かつて東京開封府で禁軍の兵を鍛える師範を務めていた。正義感が強く、禁軍の腐敗を正すために武術試験の導入を上申したが、高俅から恨みを買い叛乱の嫌疑をかけられて都を脱出した。逃亡の身でありながら武人としての誇りと礼節を失わず、衰弱した老母を献身的に支える。あらゆる武器に精通した非凡な技量を持つ。主要な人間関係:林冲(元師範代・同志)、史礼(恩人)、史進(弟子)。

史礼(しれい)

  • 綽名:なし
  • 所属・役割:史家村の保正(名主)
  • 初登場:第1巻 第1章 第4節

華州史家村の有力者で、村を束ねる保正。遅くに生まれた息子・史進を男手ひとつで育て上げ、武芸の修行には金を惜しまなかった。しかし息子が単なる乱暴者で終わることを危惧している。穏やかで洞察力に優れており、一目見ただけで王進が高潔な人物であることを察する。行き倒れ同然の二人を快く迎え入れる慈悲深い人物。主要な人間関係:史進(息子)、王進(客人・恩人)。

史進(ししん)

  • 綽名:九紋竜(くもんりゅう)
  • 所属・役割:史家村の跡取り
  • 初登場:第1巻 第1章 第4節

史礼の一人息子で十九歳。幼い頃から武芸に没頭し、身体に九匹の竜の刺青を彫っている。複数の師匠について学んだ結果、村一帯では無双の強さを自負している。血気盛んで自尊心が極めて高いが、真の強さを認める素直さと一途さを持ち合わせている。主要な人間関係:史礼(父)、王進(師匠)。

登場人物の関係

graph LR
    王進 ---|母子| 王進の母
    史礼 ---|父子| 史進
    王進 -->|師弟| 史進
    史礼 -->|後援| 王進

地名・拠点

地名種別解説
史家村農村華州にある史一族の拠点。豊かな農村であり、王進親子が延安府への旅の途中で立ち寄ることになる
少華山山岳史家村の近くにそびえる山。強力な盗賊が砦を築いており、周辺住民にとって脅威の存在
延安府軍事拠点西北の国境近くに位置する要衝。王進が老母とともに目指している逃亡先

用語リスト

用語読み解説
保正ほせい北宋の地方統治制度(保甲法)における村の責任者。

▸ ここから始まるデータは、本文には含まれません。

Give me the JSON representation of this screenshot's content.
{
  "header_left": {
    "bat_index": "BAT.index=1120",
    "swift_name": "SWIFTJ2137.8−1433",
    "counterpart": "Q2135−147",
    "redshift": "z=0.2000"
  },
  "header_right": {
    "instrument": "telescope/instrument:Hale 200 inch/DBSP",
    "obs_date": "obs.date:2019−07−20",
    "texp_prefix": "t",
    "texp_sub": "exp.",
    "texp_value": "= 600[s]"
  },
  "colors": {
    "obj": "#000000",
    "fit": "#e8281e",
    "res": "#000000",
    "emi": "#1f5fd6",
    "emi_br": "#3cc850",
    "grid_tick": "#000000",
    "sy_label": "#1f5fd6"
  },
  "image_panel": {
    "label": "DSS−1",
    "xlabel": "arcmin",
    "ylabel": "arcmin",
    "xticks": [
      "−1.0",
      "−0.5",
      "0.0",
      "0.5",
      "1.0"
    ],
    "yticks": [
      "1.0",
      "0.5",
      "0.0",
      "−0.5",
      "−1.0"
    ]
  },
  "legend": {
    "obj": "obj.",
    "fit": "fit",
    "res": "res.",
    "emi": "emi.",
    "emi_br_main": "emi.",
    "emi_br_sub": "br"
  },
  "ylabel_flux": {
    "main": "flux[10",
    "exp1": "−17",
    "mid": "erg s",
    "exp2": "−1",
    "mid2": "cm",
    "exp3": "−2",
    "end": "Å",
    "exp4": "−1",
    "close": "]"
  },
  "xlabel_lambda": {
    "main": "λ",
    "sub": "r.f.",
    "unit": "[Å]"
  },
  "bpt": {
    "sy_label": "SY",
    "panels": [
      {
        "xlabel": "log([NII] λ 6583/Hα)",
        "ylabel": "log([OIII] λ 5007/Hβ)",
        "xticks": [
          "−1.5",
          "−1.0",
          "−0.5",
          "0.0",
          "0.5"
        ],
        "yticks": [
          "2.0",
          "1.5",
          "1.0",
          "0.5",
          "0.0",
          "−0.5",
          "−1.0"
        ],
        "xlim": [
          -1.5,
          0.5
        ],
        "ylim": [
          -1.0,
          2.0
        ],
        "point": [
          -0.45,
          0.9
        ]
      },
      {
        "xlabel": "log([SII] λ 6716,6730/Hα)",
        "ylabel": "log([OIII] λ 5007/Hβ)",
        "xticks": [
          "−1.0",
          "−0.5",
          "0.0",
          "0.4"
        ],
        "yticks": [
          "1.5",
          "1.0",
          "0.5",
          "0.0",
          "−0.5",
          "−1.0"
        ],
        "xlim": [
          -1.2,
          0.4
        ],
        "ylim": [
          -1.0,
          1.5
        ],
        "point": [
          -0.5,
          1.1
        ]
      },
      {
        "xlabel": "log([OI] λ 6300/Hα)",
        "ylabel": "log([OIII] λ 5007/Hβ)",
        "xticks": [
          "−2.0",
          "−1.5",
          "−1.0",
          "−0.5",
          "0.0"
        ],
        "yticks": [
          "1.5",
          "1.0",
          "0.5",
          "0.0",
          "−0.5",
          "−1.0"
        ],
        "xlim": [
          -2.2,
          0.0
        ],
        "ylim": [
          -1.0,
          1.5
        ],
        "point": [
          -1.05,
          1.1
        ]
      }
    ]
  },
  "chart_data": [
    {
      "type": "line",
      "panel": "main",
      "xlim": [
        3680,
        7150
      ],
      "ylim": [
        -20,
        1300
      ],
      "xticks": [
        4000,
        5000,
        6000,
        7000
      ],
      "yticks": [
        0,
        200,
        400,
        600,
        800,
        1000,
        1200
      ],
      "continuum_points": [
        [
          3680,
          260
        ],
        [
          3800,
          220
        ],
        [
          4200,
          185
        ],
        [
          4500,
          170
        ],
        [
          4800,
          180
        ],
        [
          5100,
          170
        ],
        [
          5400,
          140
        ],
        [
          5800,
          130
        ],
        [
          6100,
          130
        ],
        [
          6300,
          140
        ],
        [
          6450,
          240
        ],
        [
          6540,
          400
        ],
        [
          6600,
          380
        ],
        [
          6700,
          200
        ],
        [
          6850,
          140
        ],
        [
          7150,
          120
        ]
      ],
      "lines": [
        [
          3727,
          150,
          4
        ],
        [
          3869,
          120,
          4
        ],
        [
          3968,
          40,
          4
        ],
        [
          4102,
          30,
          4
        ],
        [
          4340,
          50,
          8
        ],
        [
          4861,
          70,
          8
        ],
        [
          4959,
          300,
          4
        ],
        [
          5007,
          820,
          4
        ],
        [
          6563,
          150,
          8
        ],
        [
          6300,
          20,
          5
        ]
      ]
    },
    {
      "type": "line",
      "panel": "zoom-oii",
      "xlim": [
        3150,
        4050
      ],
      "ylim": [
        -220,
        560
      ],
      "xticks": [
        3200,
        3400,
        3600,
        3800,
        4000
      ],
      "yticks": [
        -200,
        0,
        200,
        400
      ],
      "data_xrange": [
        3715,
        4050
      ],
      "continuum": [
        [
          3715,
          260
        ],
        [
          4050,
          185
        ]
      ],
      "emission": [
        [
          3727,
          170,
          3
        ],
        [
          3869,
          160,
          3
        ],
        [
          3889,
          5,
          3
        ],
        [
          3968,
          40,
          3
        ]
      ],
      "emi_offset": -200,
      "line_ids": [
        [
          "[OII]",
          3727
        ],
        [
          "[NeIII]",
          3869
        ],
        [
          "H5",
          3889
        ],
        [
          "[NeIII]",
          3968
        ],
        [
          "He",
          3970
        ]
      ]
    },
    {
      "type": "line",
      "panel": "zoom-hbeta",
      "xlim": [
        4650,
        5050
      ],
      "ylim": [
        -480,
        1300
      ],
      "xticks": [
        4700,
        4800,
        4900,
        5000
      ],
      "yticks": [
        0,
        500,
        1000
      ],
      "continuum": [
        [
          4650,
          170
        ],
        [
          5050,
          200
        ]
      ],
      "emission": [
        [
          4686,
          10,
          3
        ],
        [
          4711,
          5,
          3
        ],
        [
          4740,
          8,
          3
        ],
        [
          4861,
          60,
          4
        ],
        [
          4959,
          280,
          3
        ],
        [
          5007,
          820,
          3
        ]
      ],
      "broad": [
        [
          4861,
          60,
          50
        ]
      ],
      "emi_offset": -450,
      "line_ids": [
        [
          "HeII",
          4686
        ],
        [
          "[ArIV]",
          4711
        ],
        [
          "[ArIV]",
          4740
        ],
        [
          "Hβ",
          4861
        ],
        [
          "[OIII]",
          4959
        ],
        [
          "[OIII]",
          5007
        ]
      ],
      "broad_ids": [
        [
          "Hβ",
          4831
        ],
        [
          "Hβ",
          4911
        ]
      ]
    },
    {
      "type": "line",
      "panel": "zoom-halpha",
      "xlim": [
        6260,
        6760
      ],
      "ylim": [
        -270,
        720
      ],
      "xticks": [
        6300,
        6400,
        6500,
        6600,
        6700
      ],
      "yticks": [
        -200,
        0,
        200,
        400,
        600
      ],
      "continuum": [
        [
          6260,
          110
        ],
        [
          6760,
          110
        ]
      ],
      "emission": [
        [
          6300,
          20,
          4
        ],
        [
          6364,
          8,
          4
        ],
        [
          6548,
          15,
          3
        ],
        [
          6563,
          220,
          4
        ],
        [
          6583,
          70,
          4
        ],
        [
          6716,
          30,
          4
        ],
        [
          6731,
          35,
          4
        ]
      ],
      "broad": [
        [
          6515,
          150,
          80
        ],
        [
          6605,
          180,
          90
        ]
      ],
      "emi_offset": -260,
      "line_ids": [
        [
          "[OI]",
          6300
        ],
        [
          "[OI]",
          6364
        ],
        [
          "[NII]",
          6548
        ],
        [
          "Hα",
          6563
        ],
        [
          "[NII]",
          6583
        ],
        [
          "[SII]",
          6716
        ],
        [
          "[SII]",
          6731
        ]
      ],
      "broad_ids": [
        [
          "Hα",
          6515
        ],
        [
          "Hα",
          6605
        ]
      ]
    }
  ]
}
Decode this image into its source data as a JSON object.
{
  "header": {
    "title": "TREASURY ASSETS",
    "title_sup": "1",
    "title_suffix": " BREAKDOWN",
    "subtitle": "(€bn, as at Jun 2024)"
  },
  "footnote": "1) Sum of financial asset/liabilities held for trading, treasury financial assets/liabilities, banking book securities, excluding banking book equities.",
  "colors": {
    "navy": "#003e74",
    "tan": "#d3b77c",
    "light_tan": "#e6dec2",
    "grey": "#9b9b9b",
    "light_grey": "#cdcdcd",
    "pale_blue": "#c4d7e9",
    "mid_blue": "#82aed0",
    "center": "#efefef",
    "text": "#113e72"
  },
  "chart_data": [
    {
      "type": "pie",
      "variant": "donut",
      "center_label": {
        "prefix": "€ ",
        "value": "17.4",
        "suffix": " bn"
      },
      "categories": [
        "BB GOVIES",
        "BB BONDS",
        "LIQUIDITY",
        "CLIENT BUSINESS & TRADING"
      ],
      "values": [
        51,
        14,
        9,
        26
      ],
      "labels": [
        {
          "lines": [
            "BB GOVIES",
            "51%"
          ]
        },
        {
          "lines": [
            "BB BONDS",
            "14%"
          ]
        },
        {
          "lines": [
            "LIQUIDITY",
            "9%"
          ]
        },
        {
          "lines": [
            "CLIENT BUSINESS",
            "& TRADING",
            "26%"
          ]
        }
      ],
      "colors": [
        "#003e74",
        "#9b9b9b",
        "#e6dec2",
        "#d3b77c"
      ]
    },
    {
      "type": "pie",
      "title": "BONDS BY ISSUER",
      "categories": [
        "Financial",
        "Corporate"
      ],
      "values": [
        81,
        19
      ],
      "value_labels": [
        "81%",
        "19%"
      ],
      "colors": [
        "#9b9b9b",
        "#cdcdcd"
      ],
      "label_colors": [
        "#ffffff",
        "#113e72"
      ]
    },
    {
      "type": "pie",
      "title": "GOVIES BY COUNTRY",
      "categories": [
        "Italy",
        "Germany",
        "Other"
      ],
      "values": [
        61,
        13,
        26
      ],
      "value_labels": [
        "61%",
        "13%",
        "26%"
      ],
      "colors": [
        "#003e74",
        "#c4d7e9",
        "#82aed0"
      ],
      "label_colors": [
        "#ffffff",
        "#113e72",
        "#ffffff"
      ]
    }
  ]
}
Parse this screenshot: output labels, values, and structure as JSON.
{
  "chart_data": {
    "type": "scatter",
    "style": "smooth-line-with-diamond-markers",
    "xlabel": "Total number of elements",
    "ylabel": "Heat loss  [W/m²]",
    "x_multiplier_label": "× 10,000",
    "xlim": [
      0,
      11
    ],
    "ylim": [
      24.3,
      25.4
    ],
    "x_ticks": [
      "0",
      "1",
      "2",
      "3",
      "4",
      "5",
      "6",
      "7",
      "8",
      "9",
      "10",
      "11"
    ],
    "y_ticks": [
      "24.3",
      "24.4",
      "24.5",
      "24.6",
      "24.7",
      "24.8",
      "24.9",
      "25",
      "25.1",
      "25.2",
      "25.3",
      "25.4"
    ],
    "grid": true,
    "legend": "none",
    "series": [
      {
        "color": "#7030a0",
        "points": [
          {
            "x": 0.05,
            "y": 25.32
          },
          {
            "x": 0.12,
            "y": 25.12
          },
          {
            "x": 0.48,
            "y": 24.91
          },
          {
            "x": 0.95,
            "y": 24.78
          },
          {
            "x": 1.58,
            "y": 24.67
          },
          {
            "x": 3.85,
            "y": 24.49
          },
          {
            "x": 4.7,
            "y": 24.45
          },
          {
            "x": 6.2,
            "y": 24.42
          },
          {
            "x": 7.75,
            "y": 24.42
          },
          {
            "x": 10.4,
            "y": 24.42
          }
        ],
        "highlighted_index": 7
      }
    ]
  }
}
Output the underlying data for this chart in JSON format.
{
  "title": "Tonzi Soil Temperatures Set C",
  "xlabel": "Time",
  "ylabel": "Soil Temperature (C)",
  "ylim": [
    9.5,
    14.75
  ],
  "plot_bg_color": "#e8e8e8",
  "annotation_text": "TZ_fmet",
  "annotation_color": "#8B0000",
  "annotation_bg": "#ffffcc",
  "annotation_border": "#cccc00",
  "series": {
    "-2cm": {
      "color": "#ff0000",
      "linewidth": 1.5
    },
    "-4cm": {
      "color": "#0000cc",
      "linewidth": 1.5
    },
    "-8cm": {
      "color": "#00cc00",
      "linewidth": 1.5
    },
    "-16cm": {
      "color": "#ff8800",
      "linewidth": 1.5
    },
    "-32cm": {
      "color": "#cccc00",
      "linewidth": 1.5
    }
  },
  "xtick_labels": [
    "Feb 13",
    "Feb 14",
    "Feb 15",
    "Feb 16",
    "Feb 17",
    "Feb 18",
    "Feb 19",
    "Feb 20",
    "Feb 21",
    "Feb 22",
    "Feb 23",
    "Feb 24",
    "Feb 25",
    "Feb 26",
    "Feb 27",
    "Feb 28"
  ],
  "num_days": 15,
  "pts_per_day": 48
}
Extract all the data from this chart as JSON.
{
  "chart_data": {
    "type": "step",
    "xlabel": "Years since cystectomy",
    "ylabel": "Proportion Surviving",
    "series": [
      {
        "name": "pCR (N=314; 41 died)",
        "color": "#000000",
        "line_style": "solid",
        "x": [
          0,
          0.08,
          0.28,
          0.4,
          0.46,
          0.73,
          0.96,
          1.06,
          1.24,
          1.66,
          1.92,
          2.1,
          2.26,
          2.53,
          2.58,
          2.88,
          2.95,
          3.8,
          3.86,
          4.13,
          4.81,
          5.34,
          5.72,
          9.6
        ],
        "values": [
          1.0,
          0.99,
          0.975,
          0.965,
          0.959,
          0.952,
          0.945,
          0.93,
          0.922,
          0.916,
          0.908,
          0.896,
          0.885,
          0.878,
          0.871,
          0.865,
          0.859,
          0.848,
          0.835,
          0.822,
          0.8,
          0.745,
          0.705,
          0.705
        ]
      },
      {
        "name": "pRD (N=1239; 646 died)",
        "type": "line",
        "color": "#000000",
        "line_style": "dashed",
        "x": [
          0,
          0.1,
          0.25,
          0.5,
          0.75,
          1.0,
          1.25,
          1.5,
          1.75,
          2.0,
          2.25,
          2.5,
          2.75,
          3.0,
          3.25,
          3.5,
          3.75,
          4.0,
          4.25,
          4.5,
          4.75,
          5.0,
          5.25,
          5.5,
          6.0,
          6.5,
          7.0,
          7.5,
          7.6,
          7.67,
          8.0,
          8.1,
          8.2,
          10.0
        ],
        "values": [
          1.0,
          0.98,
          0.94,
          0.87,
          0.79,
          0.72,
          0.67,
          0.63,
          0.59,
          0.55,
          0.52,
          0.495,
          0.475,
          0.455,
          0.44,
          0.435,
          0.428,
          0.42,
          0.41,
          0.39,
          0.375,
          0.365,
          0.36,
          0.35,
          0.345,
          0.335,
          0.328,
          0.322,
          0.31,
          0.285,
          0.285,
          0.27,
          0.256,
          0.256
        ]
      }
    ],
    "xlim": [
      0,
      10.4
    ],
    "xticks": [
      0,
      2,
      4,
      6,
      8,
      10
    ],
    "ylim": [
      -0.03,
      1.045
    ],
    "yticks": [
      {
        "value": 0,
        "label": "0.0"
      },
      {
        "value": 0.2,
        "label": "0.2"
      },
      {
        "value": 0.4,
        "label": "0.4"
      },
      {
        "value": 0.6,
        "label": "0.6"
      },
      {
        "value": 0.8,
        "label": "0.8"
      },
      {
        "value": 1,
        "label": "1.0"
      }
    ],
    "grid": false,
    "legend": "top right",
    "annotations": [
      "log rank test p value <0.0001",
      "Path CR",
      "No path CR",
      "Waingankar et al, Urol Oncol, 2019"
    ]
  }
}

徴税補助や自衛団の統率も担う
九紋竜くもんりゅう史進の綽名。身体に九匹の竜の刺青を彫っていることに由来する

歴史・文化背景

北宋末期の地方社会では、中央政府の統制が弱まるにつれ各地の治安が悪化し、自衛のために武芸を嗜む有力者が多く存在した。史家村のような富裕な農村では、保正が費用を負担して優れた武芸者を師匠として招く慣習があり、それが地域の武力基盤を支えていた。少華山のような近隣に盗賊が割拠する環境の中、こうした私的な武力組織は村の存続に欠かせない存在だった。